Management Accounting Flashcards
Costing
Gathering of costing information and its attachments to cost objects (CIMA 2005)
Define and explain absorption costing
The method used to obtain the full cost of a product or a service.
Method:
1. Trace all direct and indirect costs to the cost centres
2. Allocate and apportion production overhead costs
3. Absorb costs into products
Cost Accumulation and Classification
by function, by the element, by nature, by behaviour
Product Costs
those costs that are attached to the products and therefore included in the inventory valuation (raw materials, labour, and production overhead)
Period Costs
Also known as non-manufacturing costs and they are not attached to the products and are not included in the inventory valuation (marketing and admin expenses)
Direct Costs
those related to a given cost object (product, department) and that can be traced to it in an economically feasible way
cost object = product, department or service
a price that can be directly tied to the production of goods or services. direct costs also tend to fluctuation with production levels
Indirect Costs
those that are related to the particular cost object but cannot be traced to in an economically feasible way
How is price calculated when using absorption costing?

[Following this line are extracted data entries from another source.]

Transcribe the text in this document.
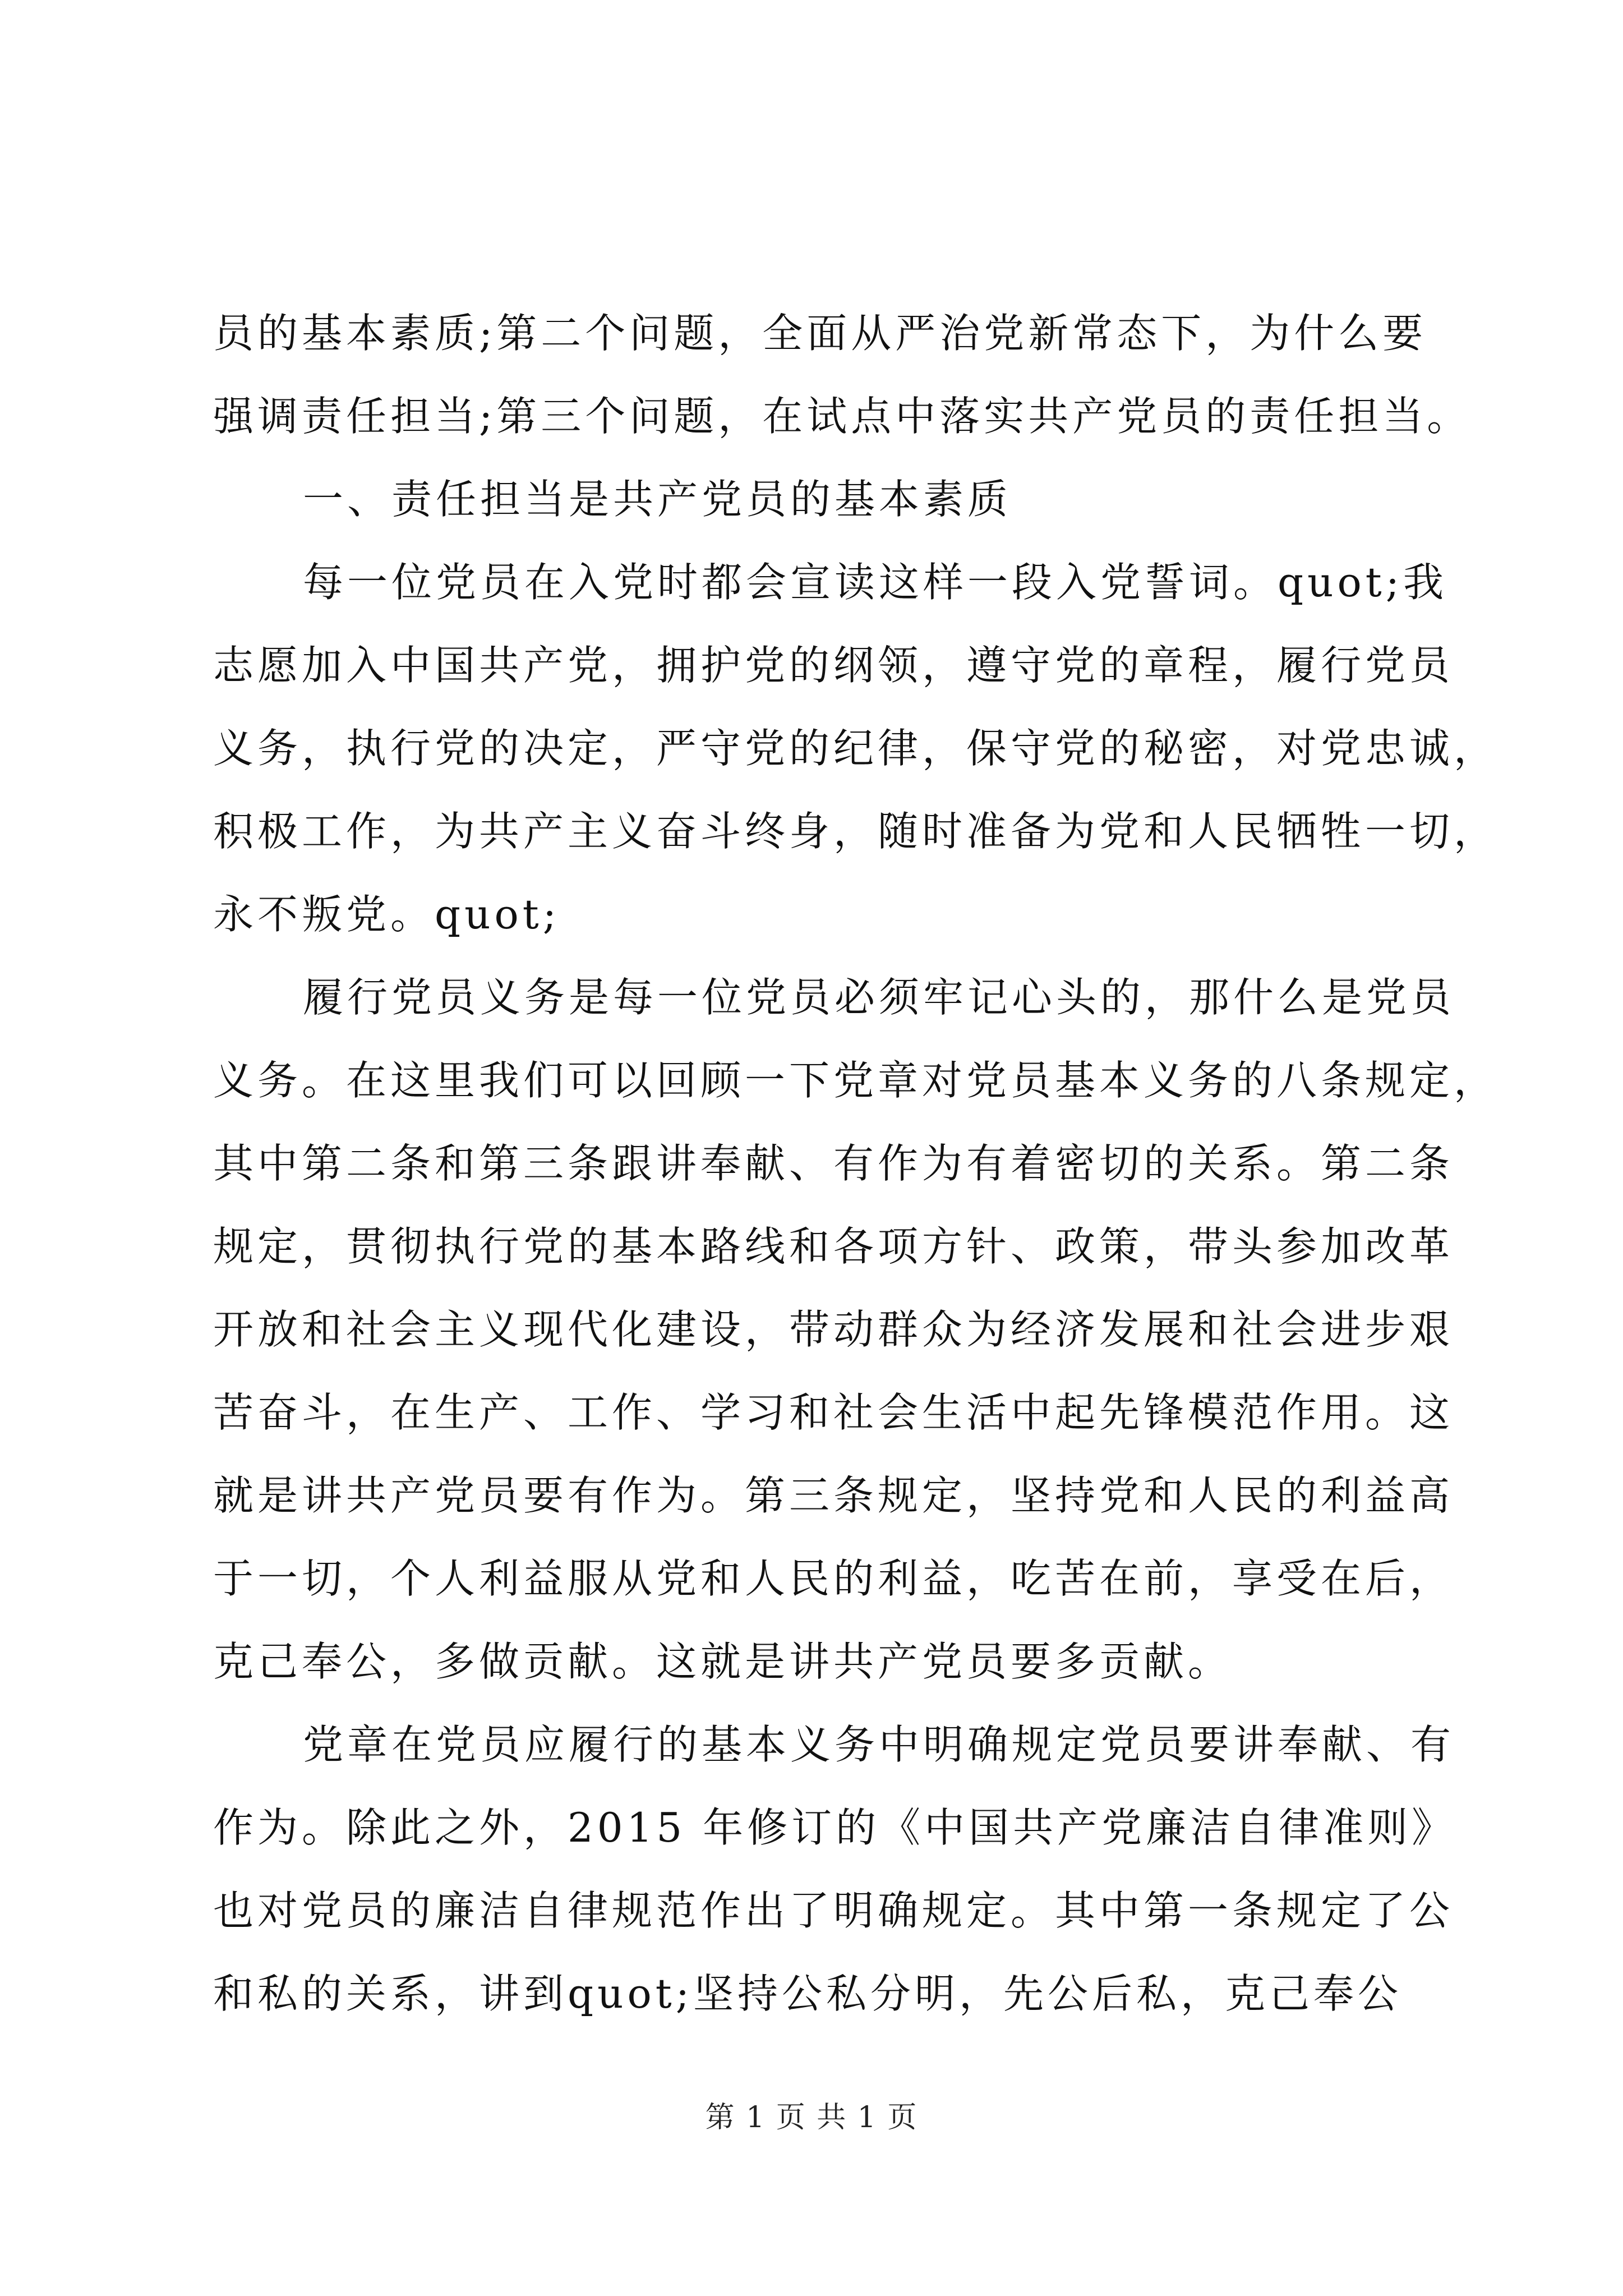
员的基本素质;第二个问题，全面从严治党新常态下，为什么要
强调责任担当;第三个问题，在试点中落实共产党员的责任担当。
一、责任担当是共产党员的基本素质
每一位党员在入党时都会宣读这样一段入党誓词。quot;我
志愿加入中国共产党，拥护党的纲领，遵守党的章程，履行党员
义务，执行党的决定，严守党的纪律，保守党的秘密，对党忠诚，
积极工作，为共产主义奋斗终身，随时准备为党和人民牺牲一切，
永不叛党。quot;
履行党员义务是每一位党员必须牢记心头的，那什么是党员
义务。在这里我们可以回顾一下党章对党员基本义务的八条规定，
其中第二条和第三条跟讲奉献、有作为有着密切的关系。第二条
规定，贯彻执行党的基本路线和各项方针、政策，带头参加改革
开放和社会主义现代化建设，带动群众为经济发展和社会进步艰
苦奋斗，在生产、工作、学习和社会生活中起先锋模范作用。这
就是讲共产党员要有作为。第三条规定，坚持党和人民的利益高
于一切，个人利益服从党和人民的利益，吃苦在前，享受在后，
克己奉公，多做贡献。这就是讲共产党员要多贡献。
党章在党员应履行的基本义务中明确规定党员要讲奉献、有
作为。除此之外，2015 年修订的《中国共产党廉洁自律准则》
也对党员的廉洁自律规范作出了明确规定。其中第一条规定了公
和私的关系，讲到quot;坚持公私分明，先公后私，克己奉公
第 1 页 共 1 页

Price = cost + percentage for non-production cost + percentage for profit
Elasticity of demand
if a change in price leads to a more than proportionate change in quantity demanded, demand is elastic. Products that can be swapped for a similar product have elastic demand
Value-based pricing
a pricing strategy that sets prices primarily, but not exclusively, according to the perceived or estimated value of a product or service to the customer rather than according to the cost of the product or historical prices.
as per notes: increasing profits by increasing prices on selected products.
Economic Theory: Supply and Demand
Both supply and demand are dependent on prices
“the amount of a commodity, product, or service available and the desire of buyers for it, considered as factors regulating its price.”
Higher the price, the greater the supply; whereas, as the price decreases, demand increases.
Markup
The amount added to the cost price of goods to cover overheads and profit. The following must be considered:
- competition and market conditions
- covering non-manufacturing overheads
- the desired return
Cost-based Pricing (Cost-plus Pricing)
a pricing strategy in which the selling price is determined by adding a specific amount markup to a product’s unit cost.
Selling price = cost + markup
Return on Investment (ROI)
the ratio between net profit and cost of investment
Variable Cost Pricing
pricing method whereby the selling price is established by adding a markup to total variable costs.